Syntactic + semantic annotations on WSJ.
This is version 1.1 of the DeepBank corpus, which contains HPSG and MRS syntactic and semantic annotations of sections 00 to 21 of the Wall Street Journal corpus. These annotations are contained in binary files constructed by the annotation software.
Original data: http://svn.delph-in.net/erg/tags/1214/
Corpus website: http://moin.delph-in.net/DeepBank
The dmrs
corpus is a Dependency Minimal Recursion Semantics (DMRS)
annotation of the original DeepBank corpus (sections 00 to 21 of the
Wall Street Journal corpus). The dmrs
version is a processed
version of DeepBank 1.1, which corresponds to the 1214 version of the
English Resource Grammar (ERG).
This version has undergone multiple processing steps:
First the MRS semantic representation is extracted, using software available in the LOGON software tree (http://moin.delph-in.net/LogonTop).
Then MRS is then converted to DMRS using pyDelphin (https://github.com/delph-in/pydelphin).
This version is a JSON formatted version of the DMRS data, and additionally also include the tokenization and pre-processing output folllowed by Buys and Blunsom 2017 (http://www.aclweb.org/anthology/P/P17/P17-1112.pdf), which enables the data to be used to train a data-driven parser independent of the ERG.
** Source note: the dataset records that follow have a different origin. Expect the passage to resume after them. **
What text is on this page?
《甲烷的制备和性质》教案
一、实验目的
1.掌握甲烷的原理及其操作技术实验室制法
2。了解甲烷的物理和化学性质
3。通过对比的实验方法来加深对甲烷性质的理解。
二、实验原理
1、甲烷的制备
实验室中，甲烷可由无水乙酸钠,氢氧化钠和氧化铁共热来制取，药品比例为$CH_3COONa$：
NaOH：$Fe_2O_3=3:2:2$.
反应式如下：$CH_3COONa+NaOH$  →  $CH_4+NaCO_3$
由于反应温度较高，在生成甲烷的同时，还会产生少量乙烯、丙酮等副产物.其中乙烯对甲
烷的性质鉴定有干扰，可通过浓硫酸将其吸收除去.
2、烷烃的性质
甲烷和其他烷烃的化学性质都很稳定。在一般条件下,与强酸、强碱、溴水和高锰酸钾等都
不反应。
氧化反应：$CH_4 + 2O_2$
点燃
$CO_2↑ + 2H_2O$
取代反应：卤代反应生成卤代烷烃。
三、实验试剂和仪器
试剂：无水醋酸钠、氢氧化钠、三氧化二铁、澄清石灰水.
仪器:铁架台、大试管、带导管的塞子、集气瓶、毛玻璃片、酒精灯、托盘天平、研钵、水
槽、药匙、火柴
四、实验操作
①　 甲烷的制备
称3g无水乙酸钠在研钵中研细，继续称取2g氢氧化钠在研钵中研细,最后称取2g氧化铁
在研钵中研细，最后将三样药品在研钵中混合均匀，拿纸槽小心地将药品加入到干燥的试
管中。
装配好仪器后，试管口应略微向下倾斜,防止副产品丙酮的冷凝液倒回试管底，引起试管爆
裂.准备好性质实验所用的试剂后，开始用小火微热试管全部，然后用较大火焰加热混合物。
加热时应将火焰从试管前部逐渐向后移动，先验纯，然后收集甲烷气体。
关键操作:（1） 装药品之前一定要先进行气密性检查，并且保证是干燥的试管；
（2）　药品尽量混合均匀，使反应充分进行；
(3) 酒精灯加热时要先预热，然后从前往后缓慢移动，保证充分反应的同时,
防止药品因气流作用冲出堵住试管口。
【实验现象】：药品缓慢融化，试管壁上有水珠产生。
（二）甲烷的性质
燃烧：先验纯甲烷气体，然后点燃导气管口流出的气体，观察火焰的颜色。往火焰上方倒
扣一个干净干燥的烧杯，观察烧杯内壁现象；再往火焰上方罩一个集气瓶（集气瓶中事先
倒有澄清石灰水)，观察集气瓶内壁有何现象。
Preprocessing details, including scripts used, can be found at https://github.com/janmbuys/DeepDeepParser.
Files:
*.txt
- Untokenized input sentences, one sentence per line.
*.tok.json
- Pre-processed version of the input. Each line is a
JSON-formatted representation of a sentence, with the following
structure:
id (int)
tokens [list of tuples]
id (int)
start (int)
end (int)
predicate_end (optional int)
constant_end (optional int)
properties [tuple]
word (str)
lemma (str)
constant (optional str)
POS (str)
NE (optional str)
erg_predicate (optional boolean)
*.dmrs.json
- Original DMRS graphs: Node representations include
character spans, full predicates and constant strings. Each line is a
JSON-formatted representation of a graph, with the following
structure:
id (int)
nodes [list of tuples]
id (int)
start (int)
end (int)
properties [tuple]
predicate (string)
constant (optional string)
type (string)
top (optional boolean)
features (optional string)
edges [list of tuples]
label (string)
target (int)
*.dmrs.tok.json
- Processed DMRS graphs for parsing: Node
representations include token spans (corresponding to the tokenized
input), predicates lemmas and constant strings are excluded. Features
and type information are not required for evaluation. Each line is a
JSON-formatted representation of a graph, with the following
structure:
id (int)
nodes [list of tuples]
id (int)
start (int)
end (int)
properties [tuple]
predicate (string)
type (string)
top (optional boolean)
abstract (optional boolean)
features (optional string)
edges [list of tuples]
label (string)
target (int)